By directly injecting custom-built genes into muscle tissue in mice, researchers at the University of Chicago Medical Center have been able to produce long-term expression of the gene, continuous presence of the gene product in the circulation, and a lasting therapeutic response.
This is the first demonstration that an injected gene, without a viral delivery system, could produce and secrete enough protein into the bloodstream to make a clinical difference, and keep doing it indefinitely.
If this technique works as well in human trials, expected to begin next year, it could drastically decrease the need for erythropoietin, a drug used to treat certain types of anemia which are common in patients with kidney failure.
With an annual cost of nearly $8,000 each for more than 100,000 patients in the United States alone, sales of erythropoietin approached a billion dollars last year.
This innovative approach, reported in the October 1, 1996, issue of the Proceedings of the National Academy of Sciences, suggests that this method could be used not only to treat anemias that respond to erythropoietin, the hormone that stimulates the production of red blood cells, but also other disorders that result from too little secretion of a particular hormone into the bloodstream, diseases such as hemophilia and ultimately diabetes.
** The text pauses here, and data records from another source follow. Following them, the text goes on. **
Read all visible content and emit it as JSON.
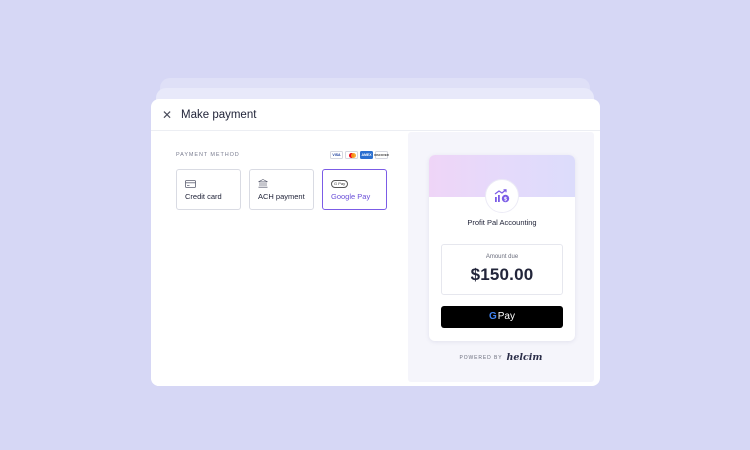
{
  "modal": {
    "title": "Make payment",
    "close_icon": "close-icon"
  },
  "payment_method": {
    "section_label": "PAYMENT METHOD",
    "card_logos": [
      "VISA",
      "Mastercard",
      "AMEX",
      "DISCOVER"
    ],
    "options": [
      {
        "label": "Credit card",
        "icon": "credit-card-icon",
        "selected": false
      },
      {
        "label": "ACH payment",
        "icon": "bank-icon",
        "selected": false
      },
      {
        "label": "Google Pay",
        "icon": "google-pay-icon",
        "icon_text": "G Pay",
        "selected": true
      }
    ]
  },
  "invoice": {
    "business_name": "Profit Pal Accounting",
    "business_icon": "growth-chart-dollar-icon",
    "amount_label": "Amount due",
    "amount": "$150.00",
    "pay_button": {
      "logo_letter": "G",
      "label": "Pay"
    }
  },
  "footer": {
    "powered_by": "POWERED BY",
    "brand": "helcim"
  },
  "colors": {
    "background": "#d6d7f5",
    "accent": "#7b5ce6",
    "pay_button": "#000000"
  }
}
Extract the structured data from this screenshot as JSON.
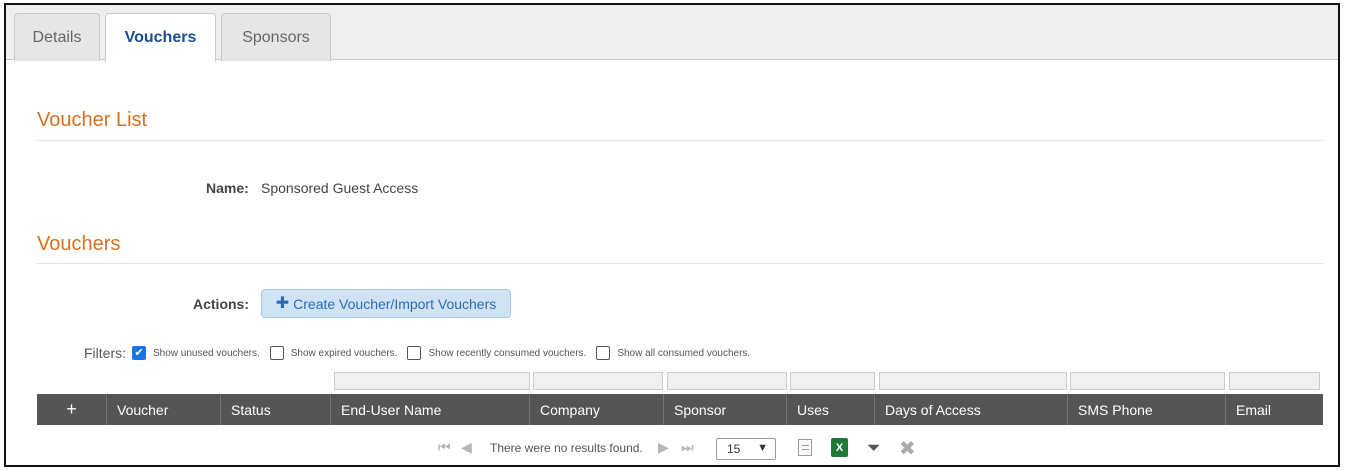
{
  "tabs": [
    {
      "label": "Details"
    },
    {
      "label": "Vouchers"
    },
    {
      "label": "Sponsors"
    }
  ],
  "voucher_list": {
    "title": "Voucher List",
    "name_label": "Name:",
    "name_value": "Sponsored Guest Access"
  },
  "vouchers": {
    "title": "Vouchers",
    "actions_label": "Actions:",
    "create_button": "Create Voucher/Import Vouchers"
  },
  "filters": {
    "label": "Filters:",
    "options": [
      {
        "label": "Show unused vouchers.",
        "checked": true
      },
      {
        "label": "Show expired vouchers.",
        "checked": false
      },
      {
        "label": "Show recently consumed vouchers.",
        "checked": false
      },
      {
        "label": "Show all consumed vouchers.",
        "checked": false
      }
    ]
  },
  "table": {
    "add_symbol": "+",
    "columns": [
      "Voucher",
      "Status",
      "End-User Name",
      "Company",
      "Sponsor",
      "Uses",
      "Days of Access",
      "SMS Phone",
      "Email"
    ]
  },
  "pager": {
    "empty_message": "There were no results found.",
    "page_size": "15"
  }
}
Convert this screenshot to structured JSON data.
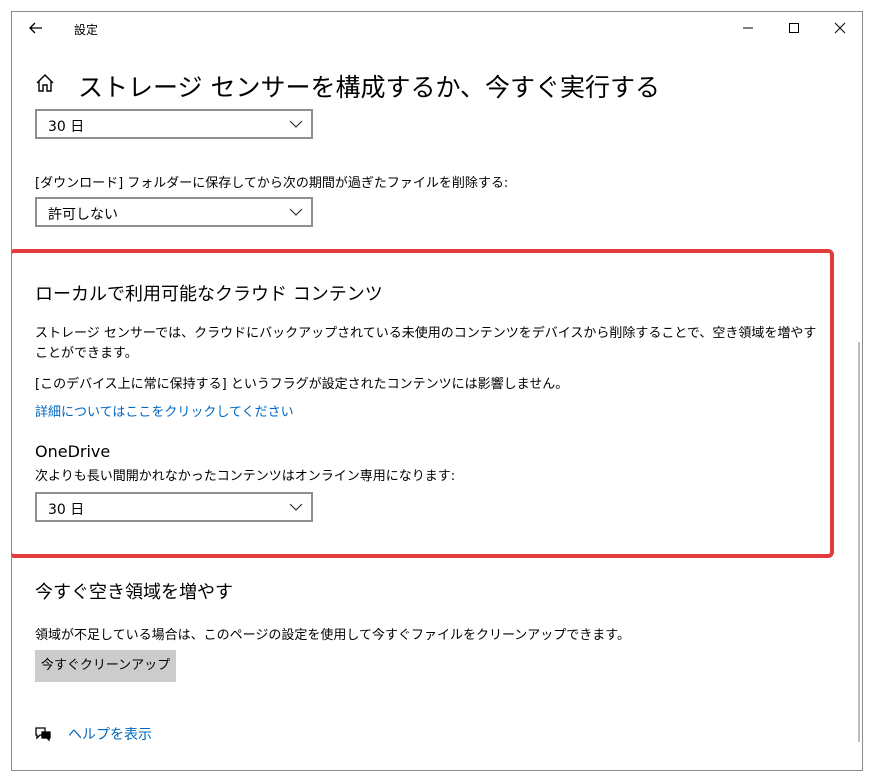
{
  "window": {
    "title": "設定"
  },
  "page": {
    "title": "ストレージ センサーを構成するか、今すぐ実行する"
  },
  "recycle_dropdown": {
    "value": "30 日"
  },
  "downloads": {
    "label": "[ダウンロード] フォルダーに保存してから次の期間が過ぎたファイルを削除する:",
    "value": "許可しない"
  },
  "cloud": {
    "heading": "ローカルで利用可能なクラウド コンテンツ",
    "description": "ストレージ センサーでは、クラウドにバックアップされている未使用のコンテンツをデバイスから削除することで、空き領域を増やすことができます。",
    "note": "[このデバイス上に常に保持する] というフラグが設定されたコンテンツには影響しません。",
    "link": "詳細についてはここをクリックしてください",
    "onedrive_heading": "OneDrive",
    "onedrive_label": "次よりも長い間開かれなかったコンテンツはオンライン専用になります:",
    "onedrive_value": "30 日"
  },
  "free_now": {
    "heading": "今すぐ空き領域を増やす",
    "description": "領域が不足している場合は、このページの設定を使用して今すぐファイルをクリーンアップできます。",
    "button": "今すぐクリーンアップ"
  },
  "help": {
    "link": "ヘルプを表示"
  },
  "colors": {
    "link": "#0067c0",
    "highlight": "#e13b3b",
    "button": "#cccccc"
  }
}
"Our results suggest that intramuscular injection of currently available genes could be used to treat a variety of serum protein deficiency diseases," said Jeffrey Leiden, M.D., Ph.D., professor of medicine, section chief of cardiology at the University of Chicago, and director of the study. "Gene therapy with a single shot would be much more convenient and far less expensive than the multiple weekly injections patients now require."
The "naked DNA" approach has several advantages over using viruses to ferry genes into muscle cells. Naked DNA is easier and less expensive to prepare. It reduces the risks of contamination. It eliminates the risk of DNA damage associated with some viral vectors. And it does not trigger the immune response that has prevented long-lasting expression of some virally transported genes, which tend to be eliminated within two to four weeks.
This report also gives credence to a recent rebirth of enthusiasm for gene therapy. Despite its initial luster, disappointing results from some early clinical trials tarnished the image of this emerging field.
As scientists have learned more about the potential and pitfalls of gene therapy, the field has gradually shifted away from these initially unsuccessful attempts to correct single-gene disorders such as cystic fibrosis and toward the simpler goal of inserting genes to serve as miniature pharmacies, producing and secreting recombinant proteins such as erythropoietin, clotting factors or insulin into the blood.
Erythropoietin-deficient anemias may prove the easiest target. Erythropoietin, produced in the kidneys, signals the bone marrow to produce red blood cells. But about 140,000 people in the United States produce too little of the hormone. These patients, who suffer from kidney failure or who take AZT for HIV infection, require two-to-three injections of recombinant erythropoietin each week, at a cost of about $8,000 per year. Gene therapy could replace these repeated treatments with a single injection.
By injecting as little as 10 micrograms (10 millionths of a gram) of the customized erythropoietin gene injected directly into muscle Leiden and coworkers produced a 25 percent increase in red blood cells in normal mice that lasted for the duration of the experiment, three months or longer.
Five years ago, no one considered muscle cells as a target for this type of gene therapy. In 1991, however, groups led by Leiden and by Helen Blau at Stanford demonstrated that muscle cells present an ideal target for gene therapy because they readily take up new genes and secrete the products of those genes into the bloodstream.
This report extends that finding by demonstrating a simple and long-lasting way to introduce new genes into muscle cells.
In addition to Leiden, authors of this paper include Eugene Goldwasser, Ph.D., professor of biochemistry and molecular biology, who first isolated erythropoietin in 1977, Sandeep Tripathy, Eric Svensson and Hugh Black, from the University of Chicago and Peter Hobbit and Michael Margalith from Vical, Inc.
This work was supported by grants from the National Institutes of Health, the Falk Foundation, and a gift of human erythropoietin DNA from Amgen Inc.